Porting to M5Stack

Published on 2018-03-11 in Stage, a Tile and Sprite Engine.

One of the nicer MicroPython-capable boards with integrated color display out there is the M5Stack. It’s a bit pricey, but you get a really nice enclosure, and if you get the “faces” thing, even several keyboards. So I decided to try porting the Stage library to it first. After a day of work, mostly spent writing the driver for the ILI9341 display, I ended up with something like this:

../../../_images/2263441520724593878.jpg

The small square area is the 128×128 pixels for which the library was originally written. Of course with a bigger screen you can make games that use a larger area. But the rendering doesn’t look quite right. After half a day of debugging, I considerably simplified the driver, but I didn’t solve the issue until I tried to reduce the speed of the SPI clock down to 40MHz. I have forgotten that ESP32 has really fast SPI, which apparently this display can’t handle reliably. With that, I have proper rendering:

../../../_images/95211520724881062.jpg

Now, the buttons. The keyboard attachments all use an ATmega328p chip working as an I2C slave on address 0x08 and reporting the pressed keys as a simple bit mask — pretty much like D1 Mini X-Pad Shield or project-26823 . That’s a problem, because I have to poll the bus, and if I do it only once a frame, I might lose keypresses. For now I used the naive code that just returns the current state of the buttons.

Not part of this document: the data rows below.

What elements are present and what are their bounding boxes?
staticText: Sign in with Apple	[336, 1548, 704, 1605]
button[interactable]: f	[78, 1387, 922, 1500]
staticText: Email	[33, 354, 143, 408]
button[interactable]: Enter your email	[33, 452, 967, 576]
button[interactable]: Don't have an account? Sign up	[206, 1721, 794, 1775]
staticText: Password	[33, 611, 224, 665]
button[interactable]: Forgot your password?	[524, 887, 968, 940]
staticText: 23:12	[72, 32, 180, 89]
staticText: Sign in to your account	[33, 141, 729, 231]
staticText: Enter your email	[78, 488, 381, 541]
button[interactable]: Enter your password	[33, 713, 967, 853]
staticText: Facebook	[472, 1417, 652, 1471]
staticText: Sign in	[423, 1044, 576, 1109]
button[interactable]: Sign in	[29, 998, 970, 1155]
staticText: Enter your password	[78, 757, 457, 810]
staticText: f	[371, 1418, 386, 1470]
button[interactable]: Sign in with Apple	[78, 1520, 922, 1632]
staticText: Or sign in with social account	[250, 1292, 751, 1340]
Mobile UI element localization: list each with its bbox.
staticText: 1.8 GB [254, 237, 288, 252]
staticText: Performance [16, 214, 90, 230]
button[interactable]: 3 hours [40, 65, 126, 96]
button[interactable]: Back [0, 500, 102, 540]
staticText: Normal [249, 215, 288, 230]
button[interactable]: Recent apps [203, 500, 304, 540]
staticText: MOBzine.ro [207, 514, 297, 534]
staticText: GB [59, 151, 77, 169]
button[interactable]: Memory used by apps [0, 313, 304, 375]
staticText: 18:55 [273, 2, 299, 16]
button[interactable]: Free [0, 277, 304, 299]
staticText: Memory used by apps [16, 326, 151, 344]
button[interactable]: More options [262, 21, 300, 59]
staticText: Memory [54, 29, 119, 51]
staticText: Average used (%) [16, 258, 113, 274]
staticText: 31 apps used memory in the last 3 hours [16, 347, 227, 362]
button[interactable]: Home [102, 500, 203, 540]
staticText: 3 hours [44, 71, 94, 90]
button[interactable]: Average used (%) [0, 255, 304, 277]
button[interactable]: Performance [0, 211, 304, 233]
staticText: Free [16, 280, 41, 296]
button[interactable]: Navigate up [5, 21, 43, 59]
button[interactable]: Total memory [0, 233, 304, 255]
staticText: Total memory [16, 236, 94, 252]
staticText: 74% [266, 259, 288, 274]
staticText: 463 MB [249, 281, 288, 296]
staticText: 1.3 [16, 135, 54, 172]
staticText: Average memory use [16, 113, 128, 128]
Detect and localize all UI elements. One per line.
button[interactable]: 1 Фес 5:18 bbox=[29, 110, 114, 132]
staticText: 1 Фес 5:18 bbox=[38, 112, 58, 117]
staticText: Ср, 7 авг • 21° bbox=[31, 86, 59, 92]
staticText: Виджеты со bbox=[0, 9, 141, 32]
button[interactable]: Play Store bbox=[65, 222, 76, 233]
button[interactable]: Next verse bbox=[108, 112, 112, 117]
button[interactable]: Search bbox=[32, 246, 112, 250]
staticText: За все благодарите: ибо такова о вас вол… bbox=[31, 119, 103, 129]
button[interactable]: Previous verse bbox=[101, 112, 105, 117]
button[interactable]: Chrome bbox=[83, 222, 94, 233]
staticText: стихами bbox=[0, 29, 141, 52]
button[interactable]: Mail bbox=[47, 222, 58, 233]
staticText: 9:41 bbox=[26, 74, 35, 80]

I will need to see if I can use a timer to have a proper button handling, with a buffer and all that.

I also didn’t explore the sound yet. The ESP32 has a DAC, and the M5Stack has an amplifier and a speaker — you can tell, because you can hear every single GPIO toggle in that thing. But there is no ready-to- use functionality in MicroPython to simply play WAV files in the background, like there is in CircuitPython, so I might need to do some work there.